Pixies – Doggerel

By now, Pixies are as removed from their seminal 2004 alt-rock reunion as they were then from their original early nineties break-up....
Pixies : Doggerel
8.0 BMG
2022 
More
Pixies : Doggerel

By now, Pixies are as removed from their seminal 2004 alt-rock reunion (that started all the other alt-rock reunions) as they were then from their original early nineties break-up. They’re even well removed from just playing the old hits, and actually putting out new music. Fourth new era record Doggerel admittedly shifts to a more polished sound, in the band’s later years, trading in some of their hit-or-miss wildness for more professional skill.

While the original, twentieth century Pixies records had standouts and forgotten numbers, Doggerel is strong all the way through, if without pieces so memorable that they’d start a reunion trend. There are brighter, more hopeful numbers such as “Vault of Heaven” and “The Lord Had Come Back Today”, but immediately following the latter is the darker “Thunder and Lightning”. “Dregs of Wine” has the classic Pixies quiet/loud, while the titular closer is a bass-heavy journey. There are even times when the album hews more towards frontman Black Francis’ more alt-country solo work, like “Who’s More Sorry Now?”
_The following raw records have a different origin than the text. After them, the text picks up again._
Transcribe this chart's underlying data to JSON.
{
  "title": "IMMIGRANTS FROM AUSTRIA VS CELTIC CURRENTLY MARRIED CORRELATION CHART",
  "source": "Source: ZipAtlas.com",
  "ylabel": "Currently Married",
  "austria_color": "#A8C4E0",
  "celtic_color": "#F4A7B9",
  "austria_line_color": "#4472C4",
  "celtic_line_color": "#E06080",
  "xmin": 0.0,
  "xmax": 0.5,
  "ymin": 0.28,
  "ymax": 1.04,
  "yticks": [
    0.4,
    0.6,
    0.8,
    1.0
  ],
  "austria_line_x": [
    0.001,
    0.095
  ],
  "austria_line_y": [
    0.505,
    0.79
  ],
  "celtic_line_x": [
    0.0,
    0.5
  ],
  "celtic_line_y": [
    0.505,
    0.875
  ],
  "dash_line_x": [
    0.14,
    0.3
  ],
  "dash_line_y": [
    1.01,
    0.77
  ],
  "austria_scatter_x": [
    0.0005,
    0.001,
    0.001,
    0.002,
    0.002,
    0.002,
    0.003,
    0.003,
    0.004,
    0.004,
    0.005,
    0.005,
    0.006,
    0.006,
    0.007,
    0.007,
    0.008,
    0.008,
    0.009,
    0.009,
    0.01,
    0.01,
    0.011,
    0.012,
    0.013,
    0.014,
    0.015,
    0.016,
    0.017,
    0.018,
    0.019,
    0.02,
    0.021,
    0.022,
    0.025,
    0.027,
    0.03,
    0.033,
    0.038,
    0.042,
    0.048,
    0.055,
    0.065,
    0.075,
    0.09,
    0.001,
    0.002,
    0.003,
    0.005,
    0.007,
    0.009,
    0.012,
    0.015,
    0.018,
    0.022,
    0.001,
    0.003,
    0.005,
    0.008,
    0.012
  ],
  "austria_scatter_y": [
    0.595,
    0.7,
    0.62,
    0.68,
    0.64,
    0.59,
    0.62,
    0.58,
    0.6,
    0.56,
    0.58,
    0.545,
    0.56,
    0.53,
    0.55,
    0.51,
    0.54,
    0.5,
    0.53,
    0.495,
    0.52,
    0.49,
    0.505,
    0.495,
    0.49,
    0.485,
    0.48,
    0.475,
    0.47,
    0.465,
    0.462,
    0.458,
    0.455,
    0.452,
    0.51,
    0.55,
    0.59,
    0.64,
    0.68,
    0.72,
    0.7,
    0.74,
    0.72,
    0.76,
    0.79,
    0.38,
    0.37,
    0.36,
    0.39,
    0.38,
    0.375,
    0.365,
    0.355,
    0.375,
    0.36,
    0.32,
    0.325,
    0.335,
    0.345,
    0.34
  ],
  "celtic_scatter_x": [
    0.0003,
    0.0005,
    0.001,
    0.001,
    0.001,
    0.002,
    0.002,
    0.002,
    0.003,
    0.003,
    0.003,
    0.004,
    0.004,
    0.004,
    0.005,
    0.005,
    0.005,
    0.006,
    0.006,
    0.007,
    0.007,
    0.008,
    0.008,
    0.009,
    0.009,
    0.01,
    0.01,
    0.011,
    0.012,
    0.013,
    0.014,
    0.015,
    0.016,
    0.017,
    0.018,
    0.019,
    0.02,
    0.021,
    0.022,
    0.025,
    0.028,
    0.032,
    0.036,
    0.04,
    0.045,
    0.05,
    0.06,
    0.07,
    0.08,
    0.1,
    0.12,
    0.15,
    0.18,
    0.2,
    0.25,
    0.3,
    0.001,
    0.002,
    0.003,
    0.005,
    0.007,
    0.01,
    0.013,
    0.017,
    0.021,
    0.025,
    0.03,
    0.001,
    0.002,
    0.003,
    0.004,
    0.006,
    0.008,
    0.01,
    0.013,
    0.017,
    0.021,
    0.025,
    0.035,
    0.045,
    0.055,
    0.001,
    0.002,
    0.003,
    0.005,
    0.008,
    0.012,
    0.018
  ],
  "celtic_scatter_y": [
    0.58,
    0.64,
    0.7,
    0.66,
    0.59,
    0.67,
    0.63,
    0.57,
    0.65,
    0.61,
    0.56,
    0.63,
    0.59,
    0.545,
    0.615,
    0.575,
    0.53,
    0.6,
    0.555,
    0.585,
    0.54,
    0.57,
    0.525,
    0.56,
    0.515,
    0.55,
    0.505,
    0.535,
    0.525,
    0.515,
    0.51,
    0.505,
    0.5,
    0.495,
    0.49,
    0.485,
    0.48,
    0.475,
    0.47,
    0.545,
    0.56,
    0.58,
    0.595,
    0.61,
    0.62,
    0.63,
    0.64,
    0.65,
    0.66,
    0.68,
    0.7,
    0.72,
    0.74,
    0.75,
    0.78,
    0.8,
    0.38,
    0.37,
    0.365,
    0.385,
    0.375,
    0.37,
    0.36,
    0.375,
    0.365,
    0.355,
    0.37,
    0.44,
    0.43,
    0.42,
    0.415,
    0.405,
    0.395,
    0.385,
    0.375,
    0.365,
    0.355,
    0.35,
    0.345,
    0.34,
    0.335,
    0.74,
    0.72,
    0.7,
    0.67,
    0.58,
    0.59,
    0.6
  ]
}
After the initial exuberance of the reunion wore off, people complained that the Pixies were only rehashing old material (unlike fellow reunited contemporaries Dinosaur Jr, who started putting out great new records pretty early in their own reunion). But once Pixies started releasing new stuff, there were complaints that it wasn’t as good as the old stuff – but how could it have been, so wrapped in amber were those seminal albums? Thankfully, now the band has moved forward enough to just be taken on their own, current merits, and can put out another strong record, whatever the millennium.